Y tres, el presidente no quiere que el semáforo de la Ciudad de México cambie al rojo. Sería una señal de que algo ha salido muy mal con la gestión de la epidemia y de que su triunfalismo fue prematuro e infundado, además de que el impacto económico de la medida podría traducirse en un costo político importante en año electoral.
La evolución de la epidemia, sin embargo, no deja lugar a dudas: la ciudad está peor –en términos de hospitalizaciones y contagios– que cuando estuvo en semáforo rojo durante mayo y junio pasados. A este paso es cuestión de días para que se desborde la capacidad de los hospitales y del personal médico para atender a los enfermos. No hay otra manera de decirlo: lo que se está gestando este diciembre en la capital es una verdadera catástrofe sanitaria.

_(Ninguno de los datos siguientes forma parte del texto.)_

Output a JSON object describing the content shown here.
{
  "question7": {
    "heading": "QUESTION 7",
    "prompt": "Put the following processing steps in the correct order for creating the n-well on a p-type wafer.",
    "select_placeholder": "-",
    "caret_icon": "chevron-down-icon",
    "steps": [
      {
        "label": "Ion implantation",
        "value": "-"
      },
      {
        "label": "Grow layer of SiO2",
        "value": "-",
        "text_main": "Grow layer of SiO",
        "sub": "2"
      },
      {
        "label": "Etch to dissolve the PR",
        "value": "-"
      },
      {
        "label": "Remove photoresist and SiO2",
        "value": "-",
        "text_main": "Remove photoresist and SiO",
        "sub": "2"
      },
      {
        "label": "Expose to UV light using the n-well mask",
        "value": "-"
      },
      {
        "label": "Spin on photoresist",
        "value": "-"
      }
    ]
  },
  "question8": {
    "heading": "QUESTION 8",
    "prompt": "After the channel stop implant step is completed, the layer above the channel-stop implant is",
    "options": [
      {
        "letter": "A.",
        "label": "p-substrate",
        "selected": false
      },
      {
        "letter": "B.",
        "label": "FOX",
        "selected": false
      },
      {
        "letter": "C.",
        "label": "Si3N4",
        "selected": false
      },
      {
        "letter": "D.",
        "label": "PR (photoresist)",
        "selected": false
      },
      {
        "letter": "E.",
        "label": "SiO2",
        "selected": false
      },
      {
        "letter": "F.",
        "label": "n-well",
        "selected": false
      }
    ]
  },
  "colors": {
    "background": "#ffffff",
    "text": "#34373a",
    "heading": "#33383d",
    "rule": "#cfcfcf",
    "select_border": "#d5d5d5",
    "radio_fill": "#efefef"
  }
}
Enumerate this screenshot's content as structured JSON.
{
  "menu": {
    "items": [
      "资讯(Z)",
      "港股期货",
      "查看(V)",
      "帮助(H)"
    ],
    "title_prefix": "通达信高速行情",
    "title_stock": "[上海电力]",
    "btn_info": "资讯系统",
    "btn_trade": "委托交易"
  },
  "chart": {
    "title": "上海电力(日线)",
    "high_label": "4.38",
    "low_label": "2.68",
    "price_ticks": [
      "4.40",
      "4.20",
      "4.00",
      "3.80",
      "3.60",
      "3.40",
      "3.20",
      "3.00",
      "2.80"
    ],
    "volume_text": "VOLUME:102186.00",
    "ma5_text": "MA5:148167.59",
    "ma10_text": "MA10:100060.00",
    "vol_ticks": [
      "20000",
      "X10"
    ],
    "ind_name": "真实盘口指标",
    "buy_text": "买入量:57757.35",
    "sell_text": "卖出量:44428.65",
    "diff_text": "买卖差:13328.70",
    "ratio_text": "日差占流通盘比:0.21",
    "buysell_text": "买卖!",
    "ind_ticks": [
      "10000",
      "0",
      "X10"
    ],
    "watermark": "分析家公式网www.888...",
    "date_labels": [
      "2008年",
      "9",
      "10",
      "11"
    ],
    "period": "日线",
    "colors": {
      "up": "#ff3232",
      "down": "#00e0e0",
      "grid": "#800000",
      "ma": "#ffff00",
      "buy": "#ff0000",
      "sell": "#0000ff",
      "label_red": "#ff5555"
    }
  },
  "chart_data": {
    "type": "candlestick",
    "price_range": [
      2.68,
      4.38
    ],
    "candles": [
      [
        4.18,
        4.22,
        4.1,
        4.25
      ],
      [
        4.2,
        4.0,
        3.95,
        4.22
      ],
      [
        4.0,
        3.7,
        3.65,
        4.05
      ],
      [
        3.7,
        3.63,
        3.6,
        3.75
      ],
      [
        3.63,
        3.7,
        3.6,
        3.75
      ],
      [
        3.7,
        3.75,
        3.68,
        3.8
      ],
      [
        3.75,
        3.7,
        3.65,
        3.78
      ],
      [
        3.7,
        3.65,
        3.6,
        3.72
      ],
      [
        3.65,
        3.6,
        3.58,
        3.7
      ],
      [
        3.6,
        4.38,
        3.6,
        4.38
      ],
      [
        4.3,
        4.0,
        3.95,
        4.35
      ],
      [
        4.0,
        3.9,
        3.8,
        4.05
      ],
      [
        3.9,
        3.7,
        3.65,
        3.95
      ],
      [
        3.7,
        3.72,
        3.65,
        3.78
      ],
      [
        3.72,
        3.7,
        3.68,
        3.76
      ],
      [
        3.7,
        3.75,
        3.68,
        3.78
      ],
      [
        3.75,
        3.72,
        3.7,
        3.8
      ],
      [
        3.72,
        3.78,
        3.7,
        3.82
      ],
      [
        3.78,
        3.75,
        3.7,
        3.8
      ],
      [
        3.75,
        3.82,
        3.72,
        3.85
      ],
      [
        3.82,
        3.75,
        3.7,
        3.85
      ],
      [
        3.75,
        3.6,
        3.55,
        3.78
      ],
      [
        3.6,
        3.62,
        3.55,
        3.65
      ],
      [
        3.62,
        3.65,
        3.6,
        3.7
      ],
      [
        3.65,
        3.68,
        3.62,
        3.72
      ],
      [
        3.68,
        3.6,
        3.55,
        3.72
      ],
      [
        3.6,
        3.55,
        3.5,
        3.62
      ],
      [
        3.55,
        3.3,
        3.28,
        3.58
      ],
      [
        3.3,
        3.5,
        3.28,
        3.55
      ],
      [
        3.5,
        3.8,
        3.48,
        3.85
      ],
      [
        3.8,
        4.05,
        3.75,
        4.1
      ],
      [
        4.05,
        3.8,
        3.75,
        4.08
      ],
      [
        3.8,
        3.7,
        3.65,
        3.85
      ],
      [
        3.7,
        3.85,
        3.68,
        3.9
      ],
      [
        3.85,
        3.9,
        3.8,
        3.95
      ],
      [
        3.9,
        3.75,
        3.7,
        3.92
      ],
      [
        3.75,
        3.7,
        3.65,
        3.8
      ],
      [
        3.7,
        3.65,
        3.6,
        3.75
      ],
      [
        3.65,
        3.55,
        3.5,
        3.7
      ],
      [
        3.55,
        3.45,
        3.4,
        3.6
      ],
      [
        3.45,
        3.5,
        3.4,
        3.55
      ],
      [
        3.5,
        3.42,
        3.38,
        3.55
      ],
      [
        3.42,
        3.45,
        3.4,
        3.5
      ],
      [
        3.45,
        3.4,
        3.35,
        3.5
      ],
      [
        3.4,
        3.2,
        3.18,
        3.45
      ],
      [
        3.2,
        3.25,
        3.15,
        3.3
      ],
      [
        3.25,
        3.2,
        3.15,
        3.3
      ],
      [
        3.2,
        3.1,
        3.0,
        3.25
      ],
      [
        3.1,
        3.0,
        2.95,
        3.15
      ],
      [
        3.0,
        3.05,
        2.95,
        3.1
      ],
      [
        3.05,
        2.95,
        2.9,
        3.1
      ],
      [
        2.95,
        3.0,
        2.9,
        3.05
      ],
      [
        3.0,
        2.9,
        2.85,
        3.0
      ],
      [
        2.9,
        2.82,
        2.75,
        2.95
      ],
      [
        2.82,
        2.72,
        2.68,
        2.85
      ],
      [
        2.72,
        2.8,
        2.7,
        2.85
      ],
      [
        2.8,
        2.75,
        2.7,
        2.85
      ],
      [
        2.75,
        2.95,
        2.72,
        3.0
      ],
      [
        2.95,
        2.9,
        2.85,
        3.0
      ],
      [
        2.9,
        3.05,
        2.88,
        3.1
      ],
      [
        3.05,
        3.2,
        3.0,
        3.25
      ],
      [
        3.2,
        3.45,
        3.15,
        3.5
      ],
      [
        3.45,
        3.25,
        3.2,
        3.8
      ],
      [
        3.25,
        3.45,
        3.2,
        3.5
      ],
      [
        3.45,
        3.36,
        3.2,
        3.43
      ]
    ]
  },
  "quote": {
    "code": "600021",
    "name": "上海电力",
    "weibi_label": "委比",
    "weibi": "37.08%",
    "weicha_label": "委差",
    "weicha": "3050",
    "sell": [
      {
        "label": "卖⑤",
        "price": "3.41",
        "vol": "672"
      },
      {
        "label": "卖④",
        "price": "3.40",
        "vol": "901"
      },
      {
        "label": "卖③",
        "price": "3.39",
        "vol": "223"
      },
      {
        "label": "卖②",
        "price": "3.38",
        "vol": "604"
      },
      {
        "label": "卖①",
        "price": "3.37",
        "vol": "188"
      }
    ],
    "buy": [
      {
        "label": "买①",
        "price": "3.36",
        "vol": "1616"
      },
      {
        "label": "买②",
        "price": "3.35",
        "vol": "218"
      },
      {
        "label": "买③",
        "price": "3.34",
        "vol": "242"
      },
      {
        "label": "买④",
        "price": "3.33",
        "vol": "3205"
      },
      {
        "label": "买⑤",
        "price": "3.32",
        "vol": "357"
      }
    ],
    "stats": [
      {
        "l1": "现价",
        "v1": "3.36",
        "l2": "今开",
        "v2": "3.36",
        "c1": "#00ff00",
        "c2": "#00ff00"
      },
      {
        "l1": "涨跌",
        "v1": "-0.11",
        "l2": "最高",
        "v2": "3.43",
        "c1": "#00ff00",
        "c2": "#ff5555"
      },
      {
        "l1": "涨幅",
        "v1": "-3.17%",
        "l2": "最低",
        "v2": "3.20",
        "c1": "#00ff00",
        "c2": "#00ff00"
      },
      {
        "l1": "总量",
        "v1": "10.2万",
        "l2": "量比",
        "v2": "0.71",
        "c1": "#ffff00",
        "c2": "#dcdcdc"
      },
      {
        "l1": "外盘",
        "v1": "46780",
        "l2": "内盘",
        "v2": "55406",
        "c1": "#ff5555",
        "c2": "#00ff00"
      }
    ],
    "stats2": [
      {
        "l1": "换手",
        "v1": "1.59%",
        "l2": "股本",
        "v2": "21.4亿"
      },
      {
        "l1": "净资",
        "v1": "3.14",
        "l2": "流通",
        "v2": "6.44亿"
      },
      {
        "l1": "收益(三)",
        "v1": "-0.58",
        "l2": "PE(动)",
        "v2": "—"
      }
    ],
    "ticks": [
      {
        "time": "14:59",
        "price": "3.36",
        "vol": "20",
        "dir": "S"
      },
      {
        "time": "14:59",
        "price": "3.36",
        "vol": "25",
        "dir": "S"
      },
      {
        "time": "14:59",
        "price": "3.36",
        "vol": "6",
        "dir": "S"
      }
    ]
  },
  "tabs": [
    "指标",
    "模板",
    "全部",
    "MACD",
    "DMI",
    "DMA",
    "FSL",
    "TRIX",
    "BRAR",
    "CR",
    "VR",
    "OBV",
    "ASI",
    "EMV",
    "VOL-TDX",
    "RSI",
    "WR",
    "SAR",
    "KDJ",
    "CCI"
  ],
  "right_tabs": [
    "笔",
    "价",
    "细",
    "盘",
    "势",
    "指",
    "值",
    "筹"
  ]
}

Es muy fácil culpar a la gente de no obedecer las indicaciones de las autoridades, pero la experiencia muestra que dichas indicaciones son más eficaces cuando se comunican con claridad y se acompañan con decisiones que las apuntalan. La gente no nada más escucha lo que las autoridades dicen, también observa lo que hacen. Si el exhorto de evitar salir salvo para lo indispensable no se refuerza con mensajes no verbales consistentes y que transmitan la gravedad de la situación, con apoyos económicos para ayudar a los negocios y a la población más vulnerables, o con el cierre de espacios y la cancelación de actividades no esenciales, mucha gente seguirá saliendo. ¿Por qué? Porque quiere, porque tiene que, porque puede.